Internos do semiaberto recebem qualificação profissional com o projeto Colher na Massa

Terça-feira, 29 de junho de 2010

Internos do semiaberto recebem qualificação profissional com o projeto Colher na Massa

Terça-feira, 29 de junho de 2010

Internos do semiaberto recebem qualificação profissional com o projeto Colher na Massa - Imagem principal

O projeto “Colher na Massa”, de qualificação profissional para reeducandos que estão em regime semiaberto, no Centro Penal Agroindustrial da Gameleira, qualifica 64 reeducandos.

São dois arcos ocupacionais, pintor predial e pedreiro.
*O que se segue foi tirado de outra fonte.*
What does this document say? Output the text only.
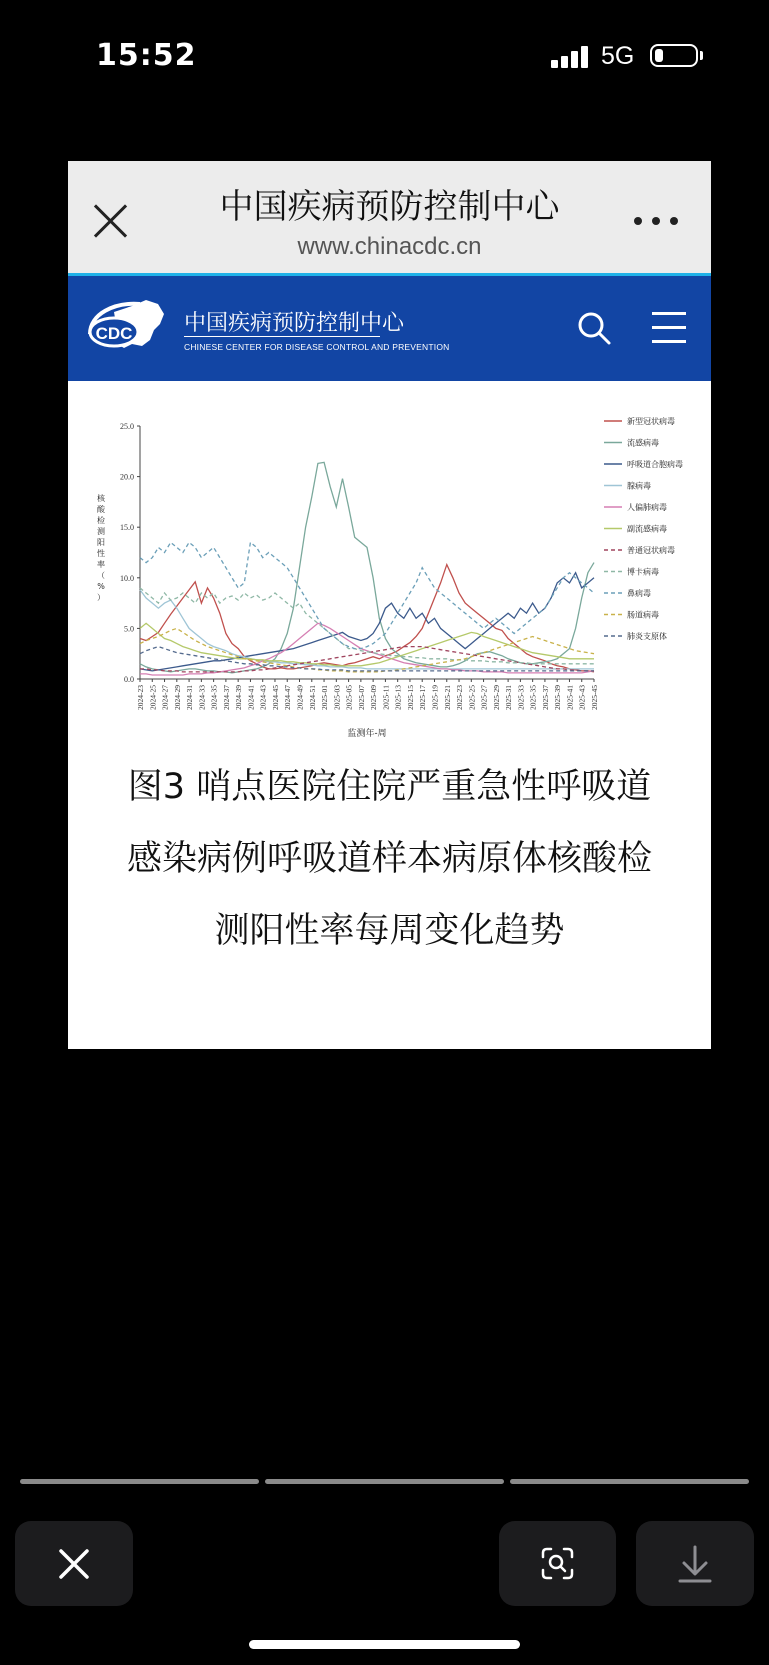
15:52	5G
中国疾病预防控制中心
www.chinacdc.cn
CDC 中国疾病预防控制中心
CHINESE CENTER FOR DISEASE CONTROL AND PREVENTION
0.0
5.0
10.0
15.0
20.0
25.0
核
酸
检
测
阳
性
率
（
%
）
2024-23 2024-25 2024-27 2024-29 2024-31 2024-33 2024-35 2024-37 2024-39 2024-41 2024-43 2024-45 2024-47 2024-49 2024-51 2025-01 2025-03 2025-05 2025-07 2025-09 2025-11 2025-13 2025-15 2025-17 2025-19 2025-21 2025-23 2025-25 2025-27 2025-29 2025-31 2025-33 2025-35 2025-37 2025-39 2025-41 2025-43 2025-45
监测年-周
新型冠状病毒
流感病毒
呼吸道合胞病毒
腺病毒
人偏肺病毒
副流感病毒
普通冠状病毒
博卡病毒
鼻病毒
肠道病毒
肺炎支原体
图3 哨点医院住院严重急性呼吸道
感染病例呼吸道样本病原体核酸检
测阳性率每周变化趋势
A iniciativa é uma parceria entre a Agência Estadual de Administração do Sistema Penitenciário (Agepen) e a Central de Execução de Penas Alternativas (Cepa).Serão capacitados inicialmente de 64 reeducandos, divididos em quatro turmas de ensino.

Os cursos contém aulas teóricas e práticas, as aulas são ministradas pelo Serviço Nacional de Aprendizagem Industrial (Senai).

Os internos serão qualificados a realizarem desde o orçamento à finalização do serviço, além de participarem de disciplinas tranversais, abordando noções de legislação trabalhista, empreendedorismo, segurança do trabalho, tecnologia da informação e comunicação, e educação ambiental. São 176 horas/aulas para o curso de pedreiro e 96 para pintor predial.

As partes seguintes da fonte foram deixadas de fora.